North Carolina Science Festival
- Abbreviation: NCSF
- Formation: September 11, 2010; 15 years ago
- Purpose: STEM outreach and education
- Headquarters: Chapel Hill, North Carolina
- Region served: North Carolina
- Parent organization: Morehead Planetarium and Science Center, University of North Carolina at Chapel Hill
- Affiliations: USA Science and Engineering Festival
- Website: www.ncsciencefestival.org

= North Carolina Science Festival =

The North Carolina Science Festival (NCSF) is a month-long, yearly celebration encompassing hundreds of events throughout the state of North Carolina. The festival is organized by Morehead Planetarium and Science Center on the University of North Carolina at Chapel Hill campus with the goal of highlighting the educational, cultural and economic impact of science in the state. NCSF events include hands-on activities, talks, lab tours, exhibits and performances for all ages. The event has grown into the largest science festival in the world.

== History ==
=== 2010 ===
The first North Carolina Science Festival was held Sept. 11–26, 2010, featuring Bugfest at the North Carolina Museum of Natural Sciences as its kick-off event. The festival coordinated with the USA Science and Engineering Festival and Observe the Moon night

The festivals activities were hosted by museums and universities, others were hosted by businesses with science connections. The state's wine industry was showcased in events featuring the science of winemaking. The University of North Carolina hosted Jamie Hyneman and Adam Savage of MythBusters for a program at the Smith Center with nearly 5,000 in attendance. East Carolina University and Go-Science hosted more than 2,000 participants for the Eastern Regional Science Expo with exhibitions and demonstrations. The festival concluded with the UNC Science Expo at the University of North Carolina at Chapel Hill.

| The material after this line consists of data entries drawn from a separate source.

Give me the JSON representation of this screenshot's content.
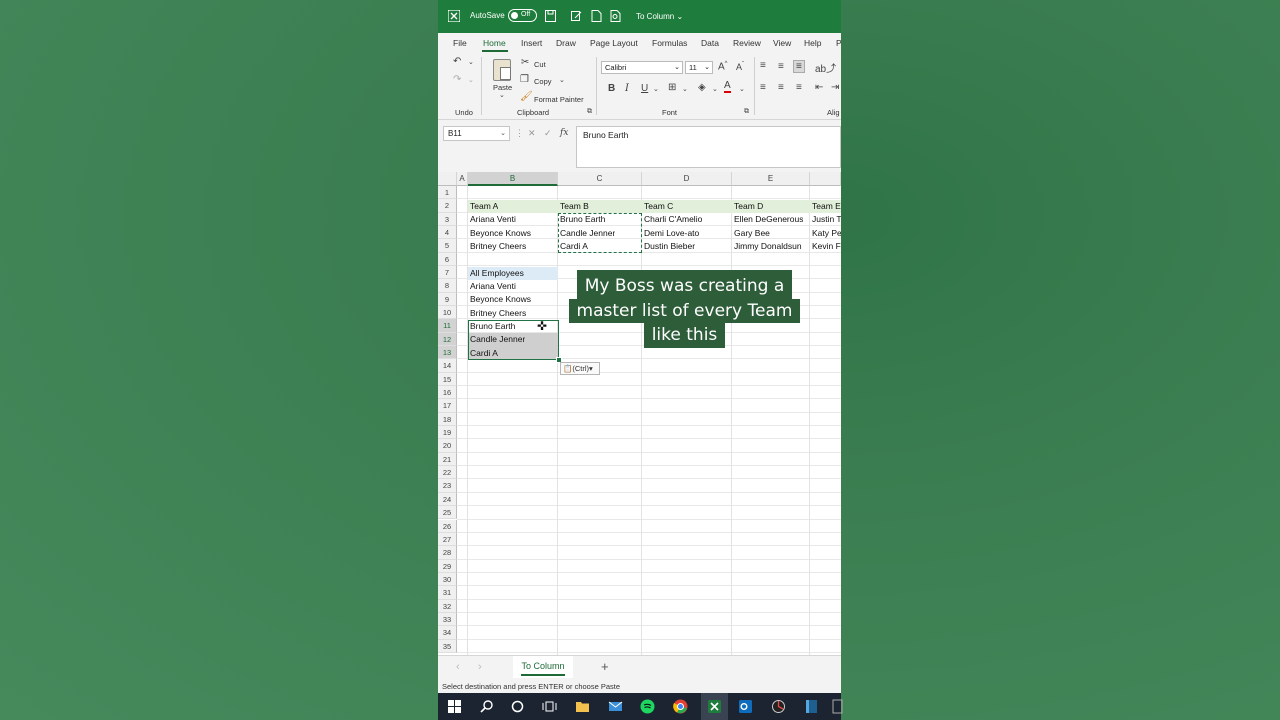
{
  "titlebar": {
    "autosave_label": "AutoSave",
    "autosave_state": "Off",
    "doc_name": "To Column ⌄"
  },
  "ribbon_tabs": [
    "File",
    "Home",
    "Insert",
    "Draw",
    "Page Layout",
    "Formulas",
    "Data",
    "Review",
    "View",
    "Help",
    "P"
  ],
  "ribbon": {
    "undo_group": "Undo",
    "paste": "Paste",
    "cut": "Cut",
    "copy": "Copy",
    "format_painter": "Format Painter",
    "clipboard_group": "Clipboard",
    "font_name": "Calibri",
    "font_size": "11",
    "grow": "A",
    "shrink": "A",
    "bold": "B",
    "italic": "I",
    "underline": "U",
    "font_group": "Font",
    "align_group": "Alig"
  },
  "formula_bar": {
    "name_box": "B11",
    "fx": "fx",
    "value": "Bruno Earth"
  },
  "columns": [
    "A",
    "B",
    "C",
    "D",
    "E"
  ],
  "rows": [
    "1",
    "2",
    "3",
    "4",
    "5",
    "6",
    "7",
    "8",
    "9",
    "10",
    "11",
    "12",
    "13",
    "14",
    "15",
    "16",
    "17",
    "18",
    "19",
    "20",
    "21",
    "22",
    "23",
    "24",
    "25",
    "26",
    "27",
    "28",
    "29",
    "30",
    "31",
    "32",
    "33",
    "34",
    "35"
  ],
  "cells": {
    "B2": "Team A",
    "C2": "Team B",
    "D2": "Team C",
    "E2": "Team D",
    "F2": "Team E",
    "B3": "Ariana Venti",
    "C3": "Bruno Earth",
    "D3": "Charli C'Amelio",
    "E3": "Ellen DeGenerous",
    "F3": "Justin T",
    "B4": "Beyonce Knows",
    "C4": "Candle Jenner",
    "D4": "Demi Love-ato",
    "E4": "Gary Bee",
    "F4": "Katy Pe",
    "B5": "Britney Cheers",
    "C5": "Cardi A",
    "D5": "Dustin Bieber",
    "E5": "Jimmy Donaldsun",
    "F5": "Kevin F",
    "B7": "All Employees",
    "B8": "Ariana Venti",
    "B9": "Beyonce Knows",
    "B10": "Britney Cheers",
    "B11": "Bruno Earth",
    "B12": "Candle Jenner",
    "B13": "Cardi A"
  },
  "paste_options": "(Ctrl)",
  "caption": [
    "My Boss was creating a",
    "master list of every Team",
    "like this"
  ],
  "sheet_tab": "To Column",
  "status": "Select destination and press ENTER or choose Paste",
  "colors": {
    "excel_green": "#1e7d3c",
    "header_fill": "#e2efda",
    "all_employees_fill": "#ddebf7",
    "caption_bg": "#2e5d3a"
  }
}
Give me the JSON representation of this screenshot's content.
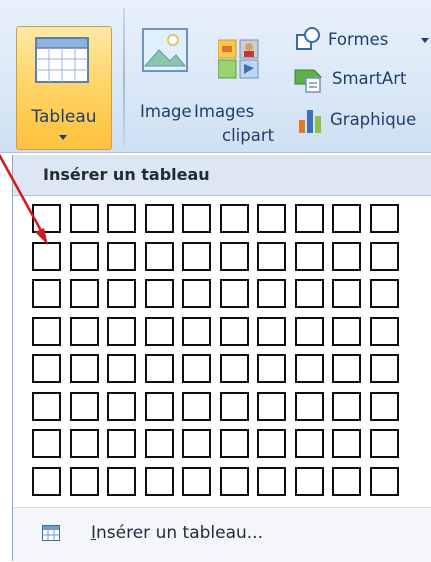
{
  "ribbon": {
    "table_button_label": "Tableau",
    "image_label": "Image",
    "clipart_label_1": "Images",
    "clipart_label_2": "clipart",
    "shapes_label": "Formes",
    "smartart_label": "SmartArt",
    "chart_label": "Graphique"
  },
  "panel": {
    "title": "Insérer un tableau",
    "grid_columns": 10,
    "grid_rows": 8,
    "footer_label_u": "I",
    "footer_label_rest": "nsérer un tableau..."
  },
  "colors": {
    "accent_arrow": "#d11b1b",
    "selected_button": "#ffd56a",
    "header_bg": "#dde7f3"
  },
  "icons": [
    "table-icon",
    "image-icon",
    "clipart-icon",
    "shapes-icon",
    "smartart-icon",
    "chart-icon",
    "insert-table-icon",
    "annotation-arrow"
  ]
}
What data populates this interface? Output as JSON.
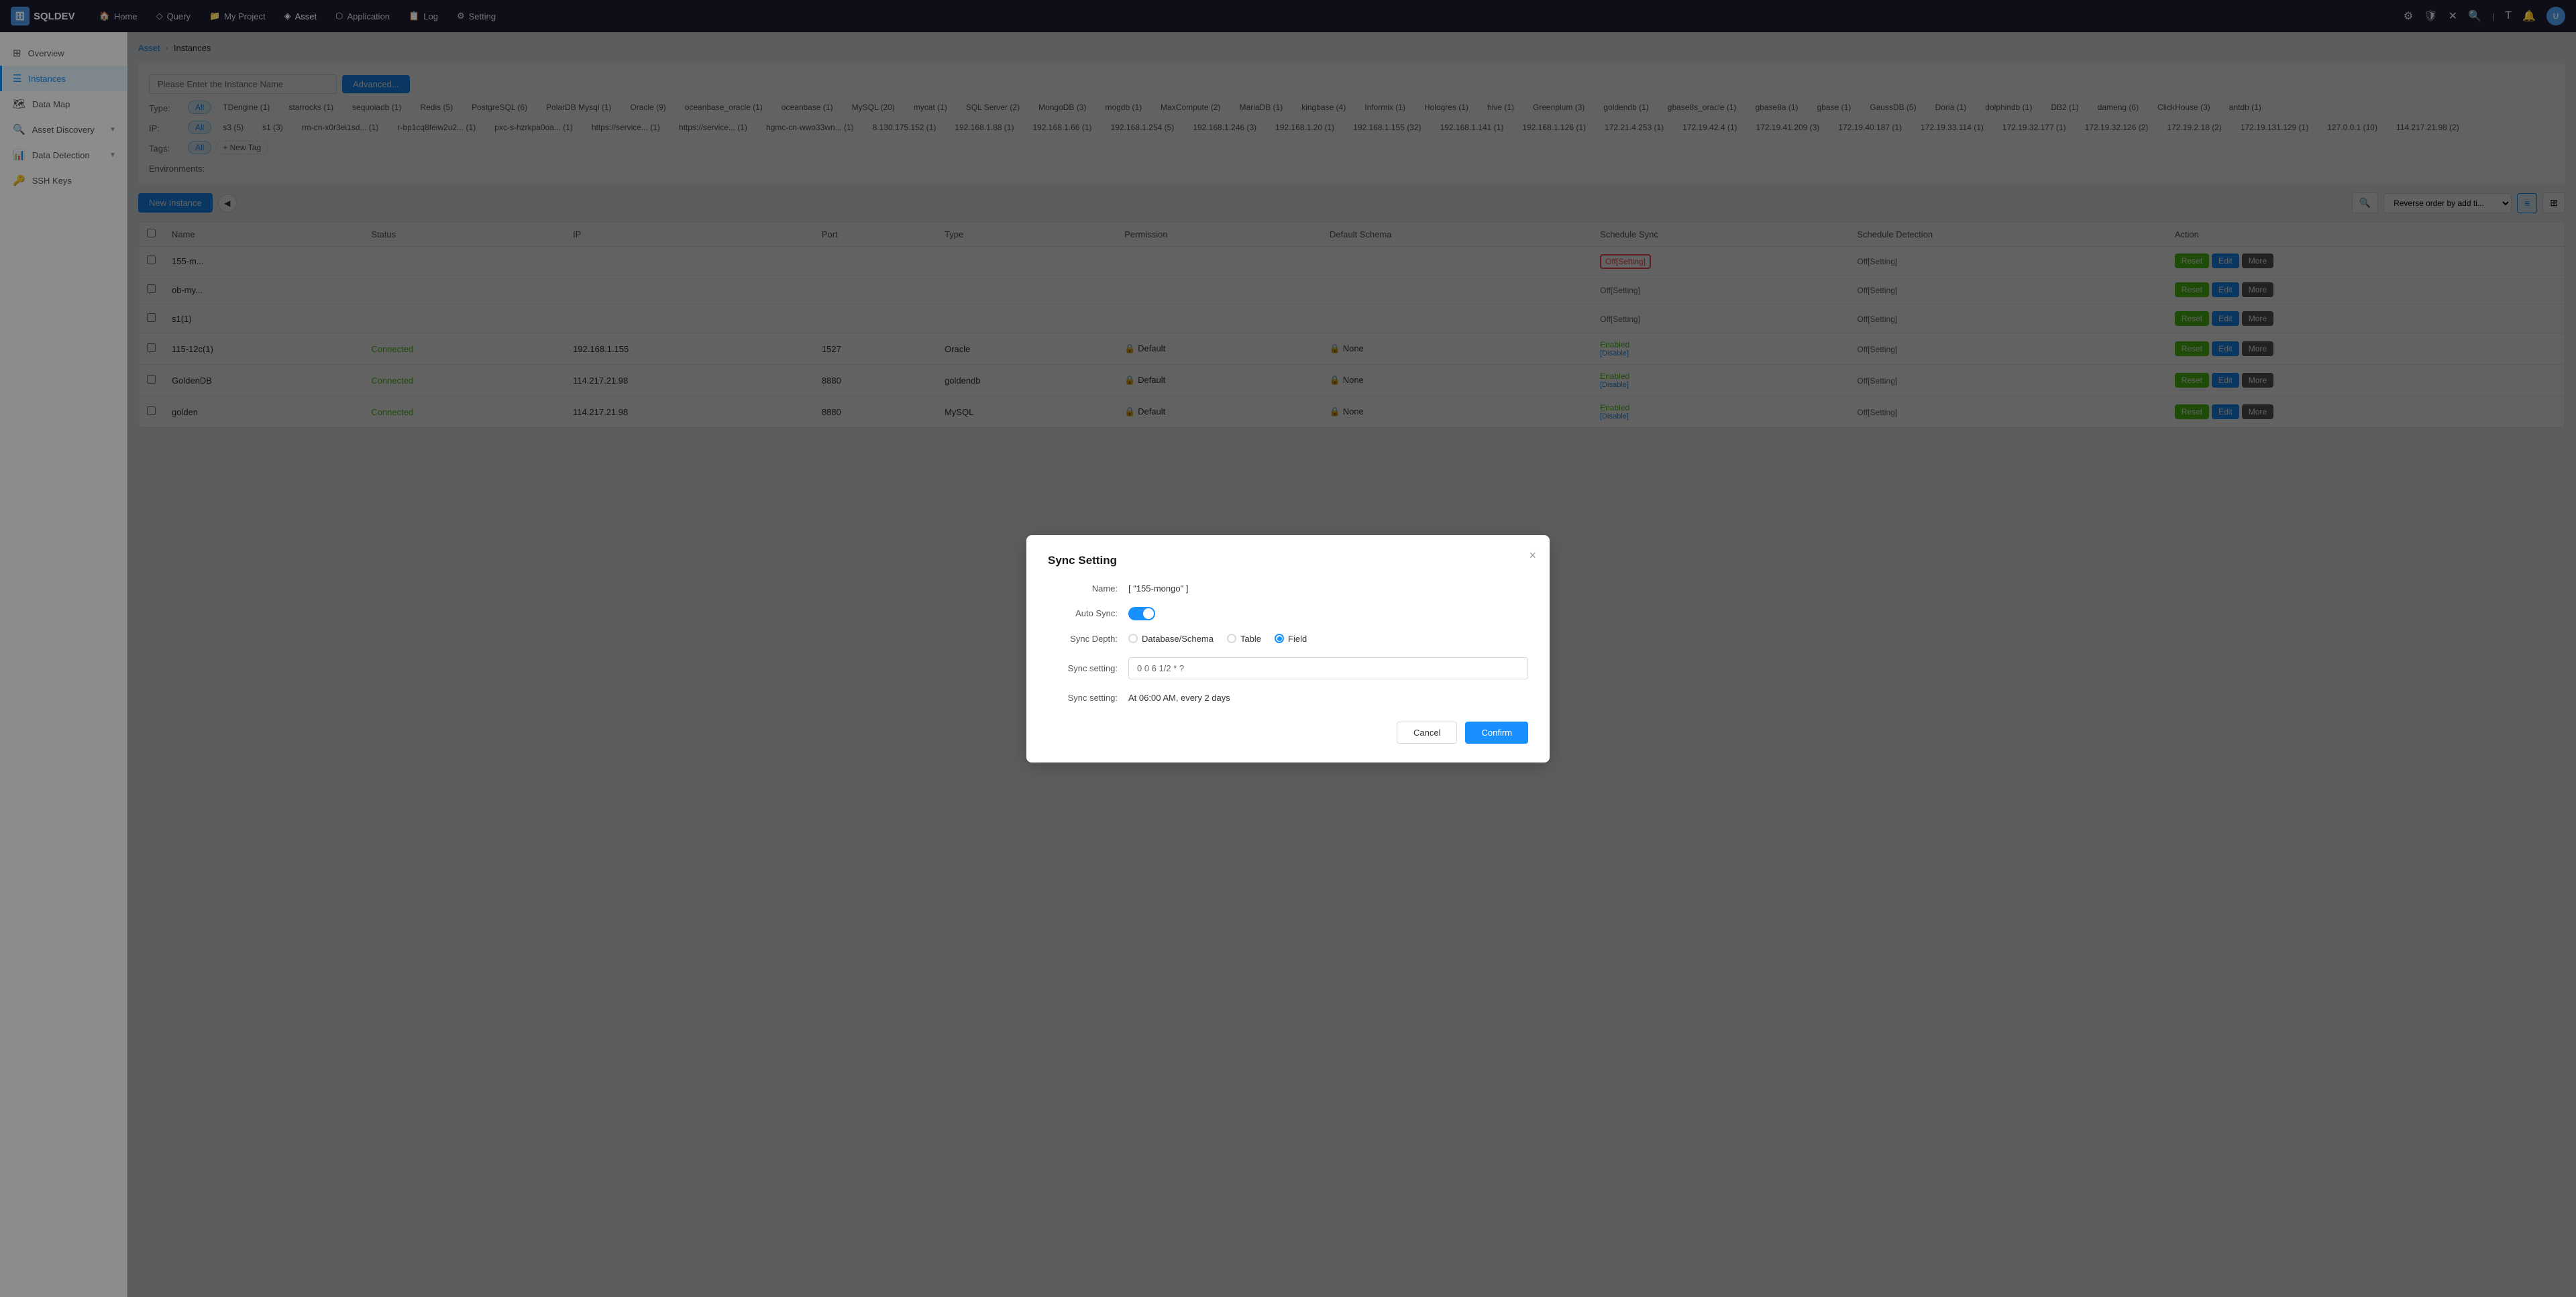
{
  "app": {
    "logo": "SQLDEV",
    "logo_icon": "🗄"
  },
  "topnav": {
    "items": [
      {
        "label": "Home",
        "icon": "🏠",
        "active": false
      },
      {
        "label": "Query",
        "icon": "◇",
        "active": false
      },
      {
        "label": "My Project",
        "icon": "📁",
        "active": false
      },
      {
        "label": "Asset",
        "icon": "◈",
        "active": true
      },
      {
        "label": "Application",
        "icon": "⬡",
        "active": false
      },
      {
        "label": "Log",
        "icon": "📋",
        "active": false
      },
      {
        "label": "Setting",
        "icon": "⚙",
        "active": false
      }
    ]
  },
  "sidebar": {
    "items": [
      {
        "label": "Overview",
        "icon": "⊞",
        "active": false
      },
      {
        "label": "Instances",
        "icon": "☰",
        "active": true
      },
      {
        "label": "Data Map",
        "icon": "🗺",
        "active": false
      },
      {
        "label": "Asset Discovery",
        "icon": "🔍",
        "active": false,
        "has_arrow": true
      },
      {
        "label": "Data Detection",
        "icon": "📊",
        "active": false,
        "has_arrow": true
      },
      {
        "label": "SSH Keys",
        "icon": "🔑",
        "active": false
      }
    ]
  },
  "breadcrumb": {
    "parent": "Asset",
    "current": "Instances"
  },
  "filter": {
    "search_placeholder": "Please Enter the Instance Name",
    "advanced_label": "Advanced...",
    "type_label": "Type:",
    "ip_label": "IP:",
    "tags_label": "Tags:",
    "env_label": "Environments:",
    "all_label": "All",
    "new_tag_label": "+ New Tag",
    "type_filters": [
      {
        "label": "All",
        "active": true
      },
      {
        "label": "TDengine (1)"
      },
      {
        "label": "starrocks (1)"
      },
      {
        "label": "sequoiadb (1)"
      },
      {
        "label": "Redis (5)"
      },
      {
        "label": "PostgreSQL (6)"
      },
      {
        "label": "PolarDB Mysql (1)"
      },
      {
        "label": "Oracle (9)"
      },
      {
        "label": "oceanbase_oracle (1)"
      },
      {
        "label": "oceanbase (1)"
      },
      {
        "label": "MySQL (20)"
      },
      {
        "label": "mycat (1)"
      },
      {
        "label": "SQL Server (2)"
      },
      {
        "label": "MongoDB (3)"
      },
      {
        "label": "mogdb (1)"
      },
      {
        "label": "MaxCompute (2)"
      },
      {
        "label": "MariaDB (1)"
      },
      {
        "label": "kingbase (4)"
      },
      {
        "label": "Informix (1)"
      },
      {
        "label": "Hologres (1)"
      },
      {
        "label": "hive (1)"
      },
      {
        "label": "Greenplum (3)"
      },
      {
        "label": "goldendb (1)"
      },
      {
        "label": "gbase8s_oracle (1)"
      },
      {
        "label": "gbase8a (1)"
      },
      {
        "label": "gbase (1)"
      },
      {
        "label": "GaussDB (5)"
      },
      {
        "label": "Doria (1)"
      },
      {
        "label": "dolphindb (1)"
      },
      {
        "label": "DB2 (1)"
      },
      {
        "label": "dameng (6)"
      },
      {
        "label": "ClickHouse (3)"
      },
      {
        "label": "antdb (1)"
      }
    ],
    "ip_filters": [
      {
        "label": "All",
        "active": true
      },
      {
        "label": "s3 (5)"
      },
      {
        "label": "s1 (3)"
      },
      {
        "label": "rm-cn-x0r3ei1sd... (1)"
      },
      {
        "label": "r-bp1cq8feiw2u2... (1)"
      },
      {
        "label": "pxc-s-hzrkpa0oa... (1)"
      },
      {
        "label": "https://service... (1)"
      },
      {
        "label": "https://service... (1)"
      },
      {
        "label": "hgmc-cn-wwo33wn... (1)"
      },
      {
        "label": "8.130.175.152 (1)"
      },
      {
        "label": "192.168.1.88 (1)"
      },
      {
        "label": "192.168.1.66 (1)"
      },
      {
        "label": "192.168.1.254 (5)"
      },
      {
        "label": "192.168.1.246 (3)"
      },
      {
        "label": "192.168.1.20 (1)"
      },
      {
        "label": "192.168.1.155 (32)"
      },
      {
        "label": "192.168.1.141 (1)"
      },
      {
        "label": "192.168.1.126 (1)"
      },
      {
        "label": "172.21.4.253 (1)"
      },
      {
        "label": "172.19.42.4 (1)"
      },
      {
        "label": "172.19.41.209 (3)"
      },
      {
        "label": "172.19.40.187 (1)"
      },
      {
        "label": "172.19.33.114 (1)"
      },
      {
        "label": "172.19.32.177 (1)"
      },
      {
        "label": "172.19.32.126 (2)"
      },
      {
        "label": "172.19.2.18 (2)"
      },
      {
        "label": "172.19.131.129 (1)"
      },
      {
        "label": "127.0.0.1 (10)"
      },
      {
        "label": "114.217.21.98 (2)"
      }
    ]
  },
  "toolbar": {
    "new_instance_label": "New Instance",
    "sort_label": "Reverse order by add ti...",
    "view_list": "≡",
    "view_grid": "⊞",
    "search_icon": "🔍"
  },
  "table": {
    "columns": [
      "",
      "Name",
      "Status",
      "IP",
      "Port",
      "Type",
      "Permission",
      "Default Schema",
      "Schedule Sync",
      "Schedule Detection",
      "Action"
    ],
    "rows": [
      {
        "name": "155-m...",
        "status": "",
        "ip": "",
        "port": "",
        "type": "",
        "permission": "",
        "default_schema": "",
        "schedule_sync": "Off[Setting]",
        "schedule_sync_highlight": true,
        "schedule_detect": "Off[Setting]",
        "actions": [
          "Reset",
          "Edit",
          "More"
        ]
      },
      {
        "name": "ob-my...",
        "status": "",
        "ip": "",
        "port": "",
        "type": "",
        "permission": "",
        "default_schema": "",
        "schedule_sync": "Off[Setting]",
        "schedule_sync_highlight": false,
        "schedule_detect": "Off[Setting]",
        "actions": [
          "Reset",
          "Edit",
          "More"
        ]
      },
      {
        "name": "s1(1)",
        "status": "",
        "ip": "",
        "port": "",
        "type": "",
        "permission": "",
        "default_schema": "",
        "schedule_sync": "Off[Setting]",
        "schedule_sync_highlight": false,
        "schedule_detect": "Off[Setting]",
        "actions": [
          "Reset",
          "Edit",
          "More"
        ]
      },
      {
        "name": "115-12c(1)",
        "status": "Connected",
        "ip": "192.168.1.155",
        "port": "1527",
        "type": "Oracle",
        "permission": "Default",
        "default_schema": "None",
        "schedule_sync_label": "Enabled",
        "schedule_sync_sub": "[Disable]",
        "schedule_sync_highlight": false,
        "schedule_detect": "Off[Setting]",
        "actions": [
          "Reset",
          "Edit",
          "More"
        ]
      },
      {
        "name": "GoldenDB",
        "status": "Connected",
        "ip": "114.217.21.98",
        "port": "8880",
        "type": "goldendb",
        "permission": "Default",
        "default_schema": "None",
        "schedule_sync_label": "Enabled",
        "schedule_sync_sub": "[Disable]",
        "schedule_sync_highlight": false,
        "schedule_detect": "Off[Setting]",
        "actions": [
          "Reset",
          "Edit",
          "More"
        ]
      },
      {
        "name": "golden",
        "status": "Connected",
        "ip": "114.217.21.98",
        "port": "8880",
        "type": "MySQL",
        "permission": "Default",
        "default_schema": "None",
        "schedule_sync_label": "Enabled",
        "schedule_sync_sub": "[Disable]",
        "schedule_sync_highlight": false,
        "schedule_detect": "Off[Setting]",
        "actions": [
          "Reset",
          "Edit",
          "More"
        ]
      }
    ]
  },
  "modal": {
    "title": "Sync Setting",
    "close_icon": "×",
    "name_label": "Name:",
    "name_value": "[ \"155-mongo\" ]",
    "auto_sync_label": "Auto Sync:",
    "auto_sync_on": true,
    "sync_depth_label": "Sync Depth:",
    "sync_depth_options": [
      {
        "label": "Database/Schema",
        "value": "database_schema",
        "checked": false
      },
      {
        "label": "Table",
        "value": "table",
        "checked": false
      },
      {
        "label": "Field",
        "value": "field",
        "checked": true
      }
    ],
    "sync_setting_label": "Sync setting:",
    "sync_cron_value": "0 0 6 1/2 * ?",
    "sync_setting2_label": "Sync setting:",
    "sync_cron_human": "At 06:00 AM, every 2 days",
    "cancel_label": "Cancel",
    "confirm_label": "Confirm"
  }
}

The inaugural festival in 2010 included events at 89 participating organizations, with 22 percent of these programs in the mountain region, 63 percent in the piedmont region and 15 percent in the coastal region. As of Oct. 7, 2010, 60 host organizations had already reported attendance for 98 events totalling 89,494 participants.

Sponsors for the 2010 North Carolina Science Festival were Burroughs Wellcome Fund, Time Warner Cable and SAS (platinum level); Biogen Idec, Lenovo, Magellan Science, The News & Observer and UNC Health Care (gold level); Inspire Pharmaceuticals, NC STEM Community Collaborative and UNC School of Education (silver level); BB&T, The Research Triangle Park, Life Technologies Foundation, Dr. Nicholas B. Duck and family and the NC GlaxoSmithKline Foundation.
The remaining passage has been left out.